I wrote my first sports story Sept. 24, 1997 on the men's golf team at Tufts University.

It was then, as a wide-eyed 17-year-old at a Division III university where athletics were as inconsequential as diversity is here, that I wondered why sportswriters drew such disdain from "real journalists." I recall taking objection to the distinction between journalists and sportswriters, and feeling it was unfair to group sportswriters along with tabloid trash.

A few years of wisdom and a few hundred articles later, some of those views do not seem as offensive or shocking. During my year-long tenure as sports editor of The Chronicle, I have received two questions with the monotonous regularity of the same tired clichZs you read in almost any sports article anywhere. Why did you transfer from Tufts to Duke, and is this--as in sportswriting or sports-pandering--what you want to do after you graduate?

I may never be able to explain the rationale that went into secretly requesting a transfer application and only telling my parents about it after the fact. I can tell you one thing for sure, though.

I did not base my decision on Duke athletics. The truth is, I miss those empty gymnasiums where the Jumbos' women's basketball team played against schools like Bowdoin and those frozen baseball fields where I learned to take notes with frost-bitten fingers.

Nothing about Duke athletics--not "hallowed" Cameron Indoor Stadium and certainly not Shane Battier's arrogant smiles or Mike Krzyzewski's aloofness--gave me more or less joy as a reporter.

In any case, I am not sure I can fully answer the second question either. On principle, I disagree entirely with people who say sports journalism would get old, that writing the "same stories" with the "same angles" would wear itself out after a few years.

At first glance, that sort of reaction is understandable because much of what you read in the world of sports is the same story you will read the next day, just with different names, different places and different outcomes. But the story never seems to change.

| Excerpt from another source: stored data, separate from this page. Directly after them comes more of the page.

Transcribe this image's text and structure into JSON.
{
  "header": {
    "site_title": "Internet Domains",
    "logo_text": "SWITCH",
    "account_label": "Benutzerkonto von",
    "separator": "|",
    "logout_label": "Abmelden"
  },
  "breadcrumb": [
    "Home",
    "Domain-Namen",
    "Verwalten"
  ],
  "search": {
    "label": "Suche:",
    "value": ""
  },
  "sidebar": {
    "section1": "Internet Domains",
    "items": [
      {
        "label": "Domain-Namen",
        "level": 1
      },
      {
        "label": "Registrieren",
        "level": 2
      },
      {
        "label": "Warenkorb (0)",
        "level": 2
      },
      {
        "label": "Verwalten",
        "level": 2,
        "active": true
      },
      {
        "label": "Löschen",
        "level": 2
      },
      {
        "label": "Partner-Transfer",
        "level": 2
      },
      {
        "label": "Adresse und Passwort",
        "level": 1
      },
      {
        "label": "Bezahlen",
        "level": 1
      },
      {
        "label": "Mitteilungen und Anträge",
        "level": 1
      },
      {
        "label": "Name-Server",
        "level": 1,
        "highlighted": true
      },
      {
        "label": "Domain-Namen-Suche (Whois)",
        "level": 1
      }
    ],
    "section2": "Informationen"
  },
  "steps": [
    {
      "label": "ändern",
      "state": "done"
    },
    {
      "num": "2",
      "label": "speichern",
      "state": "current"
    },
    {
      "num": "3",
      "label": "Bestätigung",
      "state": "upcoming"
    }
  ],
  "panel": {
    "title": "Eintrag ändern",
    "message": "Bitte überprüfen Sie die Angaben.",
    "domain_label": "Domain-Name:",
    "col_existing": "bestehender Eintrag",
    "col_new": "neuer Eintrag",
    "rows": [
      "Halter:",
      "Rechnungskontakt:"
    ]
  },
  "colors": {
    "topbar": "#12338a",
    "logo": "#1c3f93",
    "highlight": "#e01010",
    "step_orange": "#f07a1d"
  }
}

Some would say that such staleness in writing is the product of watching the same situations over and over again, seeing new faces filter in and out of the sport without any discernible difference to the grand scheme. To me, that is the part of the job that is great--the challenge, forcing yourself to find a new way to look at a not-so-new occurrence and asking the questions that are not always asked. There is no excuse for writing of any kind to get old, for writing is a timeless art that with each sitting lends itself to the magic of creation.

I, however, have another reason for wanting out of the group referred to as sportswriters.

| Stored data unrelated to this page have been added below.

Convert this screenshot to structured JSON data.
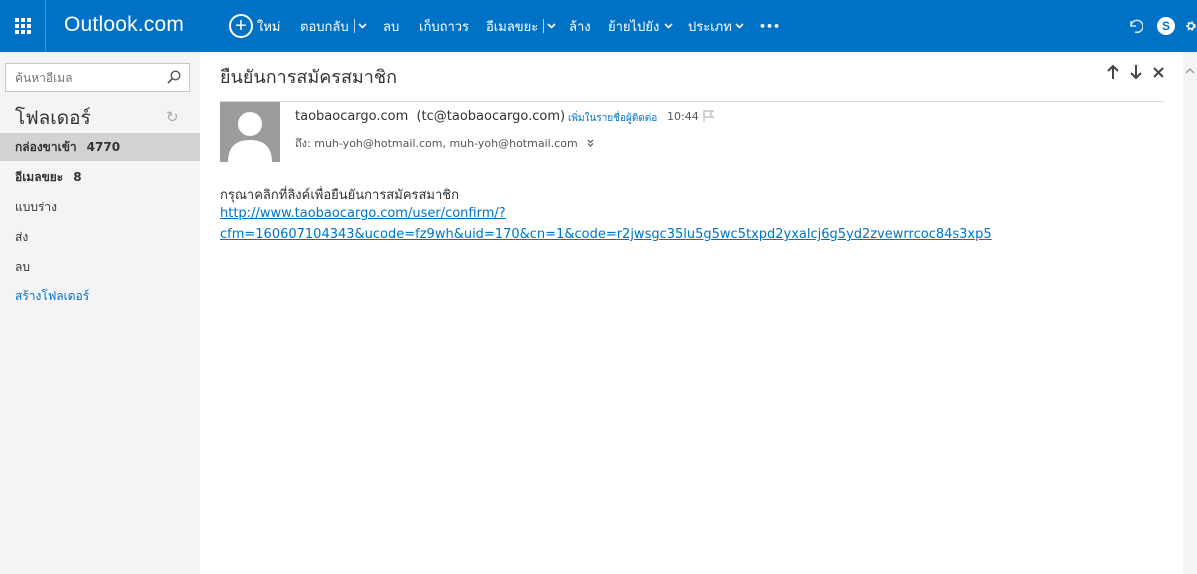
{
  "header": {
    "app_title": "Outlook.com",
    "commands": {
      "new_label": "ใหม่",
      "reply_label": "ตอบกลับ",
      "delete_label": "ลบ",
      "archive_label": "เก็บถาวร",
      "junk_label": "อีเมลขยะ",
      "sweep_label": "ล้าง",
      "move_label": "ย้ายไปยัง",
      "categories_label": "ประเภท",
      "more_label": "•••"
    },
    "icons": [
      "waffle-icon",
      "plus-circle-icon",
      "chevron-down-icon",
      "undo-icon",
      "skype-icon",
      "gear-icon"
    ],
    "accent_color": "#0072c6"
  },
  "sidebar": {
    "search_placeholder": "ค้นหาอีเมล",
    "folders_heading": "โฟลเดอร์",
    "folders": [
      {
        "label": "กล่องขาเข้า",
        "count": "4770"
      },
      {
        "label": "อีเมลขยะ",
        "count": "8"
      },
      {
        "label": "แบบร่าง",
        "count": ""
      },
      {
        "label": "ส่ง",
        "count": ""
      },
      {
        "label": "ลบ",
        "count": ""
      }
    ],
    "create_folder_label": "สร้างโฟลเดอร์"
  },
  "message": {
    "subject": "ยืนยันการสมัครสมาชิก",
    "sender_name": "taobaocargo.com",
    "sender_email": "(tc@taobaocargo.com)",
    "add_contact_label": "เพิ่มในรายชื่อผู้ติดต่อ",
    "time": "10:44",
    "to_label": "ถึง:",
    "recipients": "muh-yoh@hotmail.com, muh-yoh@hotmail.com",
    "body_text": "กรุณาคลิกที่ลิงค์เพื่อยืนยันการสมัครสมาชิก",
    "link_line1": "http://www.taobaocargo.com/user/confirm/?",
    "link_line2": "cfm=160607104343&ucode=fz9wh&uid=170&cn=1&code=r2jwsgc35lu5g5wc5txpd2yxalcj6g5yd2zvewrrcoc84s3xp5"
  }
}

It is a reason that became all too evident when I sat courtside at the national championship game earlier this month. There was nothing out of the ordinary in the frenzy with which the assembled sportswriters churned out paragraphs and sentences--many of which were written before the game even started and only needed names and stats to replace the XXXs on the computer screens. What was unusual took place in the overhangs above these men, where a group of bitter Maryland and Arizona fans gathered with a simple statement.

"Tell the truth," they screamed down at the media.

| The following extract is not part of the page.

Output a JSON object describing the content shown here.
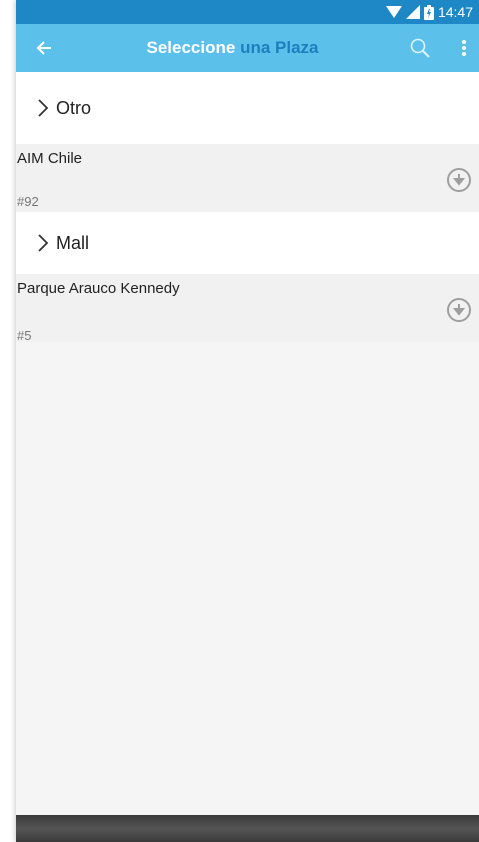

They referred to the fact that Battier finished the game with only one personal foul, despite appearing on the cover of Sports Illustrated with his left arm mangling the face of Loren Woods in the very definition of the term clear-out. They also referred to the phantom fouls that were never called on Jason Williams, who straddled Jason Gardner without drawing a whistle.

I remember thinking about those plays in the aftermath of that game, and I recall feeling that, on the whole, the officiating went both ways. But I also knew that group of writers was not going to even hint at the truth. Not that night and probably not ever.

The reason is this: Sportswriters are not real journalists.

They are not expected to be real journalists. On the door to my editor's office hangs a sign with a quote that reads, "This is no place to be nice. This is a newsroom."

Sportswriters, however, are supposed to be nice. They are expected to be fans, to coddle the coaches and athletes, to overlook their flaws and to accentuate their accomplishments. It is because of this expectation that hard-hitters like Jim Gray are scorned, while brown-nosers like Dick Vitale and Ahmad Rashad are given the prime-time assignments.

The rare writers who strive for "news" are also not real journalists, which explains why the Al Featherstons and Seth Davises of the profession search for the sensational rather than the true. Real journalism would not encourage a couple of weak sources or "informed speculation" to report that a well-established coach and a 19-year-old kid were abandoning their respective college programs.

As sports editor of a student-run campus publication, I do not pretend to be the answer to all that is wrong with the profession of sportswriting. But I can tell you that my first experience on the job came this summer when my editor and I were called in for a meeting with the University's sports information director, who told us that the tone of a letter requesting a half-hour interview with Krzyzewski was "crap." It was a rude awakening, and some suggested that I was bitter about not getting to sit down with the venerable Coach K. On the contrary, I would like to think it says something about my objectivity that Krzyzewski's schedule was "too busy" to squeeze me in for a half-hour in the summer, but was plenty open to have brunch with a local jock-sniffing columnist before one of Duke's most crucial games.

Maybe it's the first sign I'm a real journalist.

Brody Greenwald is a Trinity senior who would like to think he did justice to journalism. Brody would also like to thank the three members of the Dude Committee who convinced a hard-working retard that he could be sports editor.